AS BRIGAS NOS JOGOS DE VARZEA

                           O futebol de várzea sobrevive do amor. No caso, a palavra amor tem sinônimos como segunda casa, família, dedicação. Não é empreendedorismo, não é negócio. Tampouco é diversão, para aquele torcedor apaixonado pelo clube do seu bairro. Pra ele, que junto a outros diretores do clube, patrocinam o time com bola, fardamento, gelo, água, fruta, etc, a várzea é onde ainda vive o verdadeiro futebol. Ali não tem frescura, só joga quem quer jogar e quem quer jogar pra ganhar, e não só pra participar. O futebol é isso. Os grandes times não jogam futebol, aquilo lá é publicidade, coisa de político. Na várzea é futebol, amizade, amor pela bola.

                          Muito se fala em Mancha Verde, Gaviões, Independente, Força Jovem ou qualquer outra torcida organizada de algum time grande de futebol. E convenhamos, fica fácil torcer para equipes cheias de história, títulos, craques e patrocinadores, em cadeiras em arenas modernas e cobertas. As torcidas de times de várzea são diferentes. Não existe nada mais moralizador que apoiar a equipe amadora do seu bairro, e de quebra, fazer uma festa bonita como torcedor, cantando e, claro, intimidando o adversário que joga na sua cancha com uma atmosfera incrível.

                         Final de campeonato no futebol de várzea é mais ou menos assim: dois times fortes que se preparam para um verdadeiro duelo dentro de campo, mas fora das quatro linhas, são dois bairros que querem fazer mais bonito na festa. O resultado disso costuma ser um jogo pegado, de clima quente para todos os lados. No entanto, durante a partida, o clima esquenta cada vez mais. Quando um time está perdendo, a torcida adversário começa a zoar e não demora muito para o pau comer.

                         Foi assim que tudo começou num certo jogo que aconteceu na várzea de Santo André em 1967. Era um domingo pela manhã, o céu estava carrancudo, parecia até que já estava prevendo que algo de ruim estava para acontecer. O time da casa já estava no meio do campo batendo bola, quando chegou o caminhão trazendo o time adversário. O campo não tinha vestiário, o negócio foi se trocar lá atrás do gol. O juiz insiste para se apressarem, mas eles não estavam nem aí. Até que finalmente o time entra em campo e o juiz apita o início da partida.

                         Naquela época era comum ver os diversos times da cidade se defrontarem em algum campo do município, onde os prédios altos elevados nem estavam sendo planejados. Era um jogo comum, onde não estava valendo nada, nem mesmo uma simples taça. O time da casa estava indo, com sua gritando sem parar incentivando seus jogadores, mesmo porque, sabiam que o time adversário tinha jogadores muito bons.

                          O campo foi sendo rapidamente cercado pelos torcedores.
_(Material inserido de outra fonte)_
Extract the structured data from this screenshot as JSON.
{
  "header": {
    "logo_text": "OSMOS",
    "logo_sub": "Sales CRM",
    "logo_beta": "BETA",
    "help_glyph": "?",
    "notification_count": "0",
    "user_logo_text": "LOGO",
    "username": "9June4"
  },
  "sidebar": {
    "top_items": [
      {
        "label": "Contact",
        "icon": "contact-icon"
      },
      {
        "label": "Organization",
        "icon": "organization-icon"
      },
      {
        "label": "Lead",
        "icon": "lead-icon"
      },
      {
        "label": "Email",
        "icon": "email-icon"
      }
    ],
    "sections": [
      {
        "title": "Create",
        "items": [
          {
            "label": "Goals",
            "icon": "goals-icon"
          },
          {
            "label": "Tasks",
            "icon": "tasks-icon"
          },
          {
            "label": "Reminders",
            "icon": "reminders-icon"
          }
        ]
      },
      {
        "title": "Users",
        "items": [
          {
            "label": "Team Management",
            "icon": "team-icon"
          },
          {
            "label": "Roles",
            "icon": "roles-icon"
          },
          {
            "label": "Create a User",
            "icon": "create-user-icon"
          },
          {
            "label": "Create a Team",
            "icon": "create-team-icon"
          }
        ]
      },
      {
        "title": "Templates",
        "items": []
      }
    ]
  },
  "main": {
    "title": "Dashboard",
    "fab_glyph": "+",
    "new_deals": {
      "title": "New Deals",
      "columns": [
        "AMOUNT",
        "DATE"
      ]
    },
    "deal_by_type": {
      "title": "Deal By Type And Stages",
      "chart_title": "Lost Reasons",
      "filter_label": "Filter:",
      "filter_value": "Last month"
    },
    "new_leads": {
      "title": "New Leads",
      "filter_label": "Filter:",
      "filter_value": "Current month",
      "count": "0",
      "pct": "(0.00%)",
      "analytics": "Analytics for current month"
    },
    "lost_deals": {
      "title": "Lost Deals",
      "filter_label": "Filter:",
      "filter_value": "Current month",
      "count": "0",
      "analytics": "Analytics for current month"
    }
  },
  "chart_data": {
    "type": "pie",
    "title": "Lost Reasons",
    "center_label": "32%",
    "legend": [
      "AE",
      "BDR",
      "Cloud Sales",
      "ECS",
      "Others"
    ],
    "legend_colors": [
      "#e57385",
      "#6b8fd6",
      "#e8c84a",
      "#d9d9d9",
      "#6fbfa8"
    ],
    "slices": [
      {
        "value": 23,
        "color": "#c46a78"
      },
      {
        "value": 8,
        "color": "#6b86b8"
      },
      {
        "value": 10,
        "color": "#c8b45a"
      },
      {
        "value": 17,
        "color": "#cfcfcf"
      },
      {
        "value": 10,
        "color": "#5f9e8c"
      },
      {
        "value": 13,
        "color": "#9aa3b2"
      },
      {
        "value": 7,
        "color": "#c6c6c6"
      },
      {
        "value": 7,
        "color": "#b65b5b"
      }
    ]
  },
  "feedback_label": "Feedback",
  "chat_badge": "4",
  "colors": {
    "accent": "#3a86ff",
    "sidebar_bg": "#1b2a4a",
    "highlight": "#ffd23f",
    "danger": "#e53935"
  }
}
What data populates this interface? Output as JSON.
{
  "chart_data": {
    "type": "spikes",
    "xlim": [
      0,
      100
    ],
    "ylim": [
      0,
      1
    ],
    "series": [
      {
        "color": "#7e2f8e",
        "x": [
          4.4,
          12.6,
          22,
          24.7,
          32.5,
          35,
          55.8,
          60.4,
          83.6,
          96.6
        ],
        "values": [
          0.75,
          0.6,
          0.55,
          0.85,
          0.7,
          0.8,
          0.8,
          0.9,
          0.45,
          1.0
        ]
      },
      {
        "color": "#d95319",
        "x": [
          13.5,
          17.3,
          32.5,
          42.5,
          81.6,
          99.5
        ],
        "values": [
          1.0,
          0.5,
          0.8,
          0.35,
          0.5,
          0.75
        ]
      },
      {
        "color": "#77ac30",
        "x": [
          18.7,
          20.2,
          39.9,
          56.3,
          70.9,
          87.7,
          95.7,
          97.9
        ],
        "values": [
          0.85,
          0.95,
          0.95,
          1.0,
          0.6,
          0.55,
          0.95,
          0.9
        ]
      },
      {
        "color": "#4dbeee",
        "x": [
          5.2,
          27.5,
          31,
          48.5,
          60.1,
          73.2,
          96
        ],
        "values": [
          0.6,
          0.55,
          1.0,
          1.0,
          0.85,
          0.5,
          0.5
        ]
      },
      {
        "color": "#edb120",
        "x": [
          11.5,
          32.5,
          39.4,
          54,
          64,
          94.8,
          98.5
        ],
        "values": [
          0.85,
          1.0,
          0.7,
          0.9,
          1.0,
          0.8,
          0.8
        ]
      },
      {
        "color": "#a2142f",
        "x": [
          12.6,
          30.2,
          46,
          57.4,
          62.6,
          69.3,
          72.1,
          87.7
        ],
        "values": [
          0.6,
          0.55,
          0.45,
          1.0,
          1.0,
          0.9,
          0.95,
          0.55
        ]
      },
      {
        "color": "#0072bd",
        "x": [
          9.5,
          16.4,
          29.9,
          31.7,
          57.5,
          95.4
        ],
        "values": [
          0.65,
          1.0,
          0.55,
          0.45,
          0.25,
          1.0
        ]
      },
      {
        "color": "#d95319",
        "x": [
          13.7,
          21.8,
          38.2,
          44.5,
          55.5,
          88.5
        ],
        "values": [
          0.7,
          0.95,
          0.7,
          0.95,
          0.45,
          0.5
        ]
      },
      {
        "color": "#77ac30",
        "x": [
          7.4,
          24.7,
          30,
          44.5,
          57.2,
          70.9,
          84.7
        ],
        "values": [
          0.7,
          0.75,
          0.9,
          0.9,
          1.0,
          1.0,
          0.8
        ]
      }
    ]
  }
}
Aproximadamente uns 600 deles estavam lá. Era um time muito popular. O campo não possuía arquibancada, naquela época a torcida ficava em volta de onde seria o jogo. O público era fervoroso, daqueles fanáticos pelo time. O time adversário só tinha 40, se acontecesse algo eram 15 contra um, era uma enorme desvantagem.

                          O jogo estava equilibrado, até que em um determinado momento, um torcedor do time de fora, acabou chutando uma bola para dentro do campo, justamente no momento que o centroavante do time da casa estava para fazer o gol. A torcida ficou revoltada com aquilo e partiu para cima daqueles jogadores e torcedores visitantes. Numa tentativa de sair daquela situação, dois torcedores do time de fora, sacaram armas calibres 38.

                          Os dois torcedores giraram, vagarosamente, com a arma em punho, mirando todos os que os cercavam. Assim que acabaram de dar uma volta completa, a torcida do time da casa e o time sumiram num piscar de olhos. Era gente escalando bananeira, pulando muro, se cortando em espinhos e se atrapalhando para correr. O pessoal da bateria que animava a torcida com um sambinha, largaram seus instrumentos no local e também saíram correndo para onde encontrassem um buraco, um vez que ao lado do campo passava um rio.

                          Até as donas de casa que moravam próximas ao campo ficaram assustadas com aquele corre corre, pois muitos deles pularam o muro de suas casas para se esconderem. Com tudo isso o jogo não chegou ao seu final por falta de atletas, uma vez que todos já haviam fugidos. Felizmente nenhum tiro foi disparado e assim puderam voltar a salvo para casa. Isto é, aqueles que moravam perto do campo, pois naquela confusão, o motorista do caminhão apavorado, foi embora com o veículo e largou os jogadores para trás, inclusive com suas roupas que haviam guardado lá.

                          Na semana seguinte o time que foi o visitante, mandou um ofício para o outro time convidando para fazerem um jogo amistoso no campo deles, oficio este que foi rasgado no ato.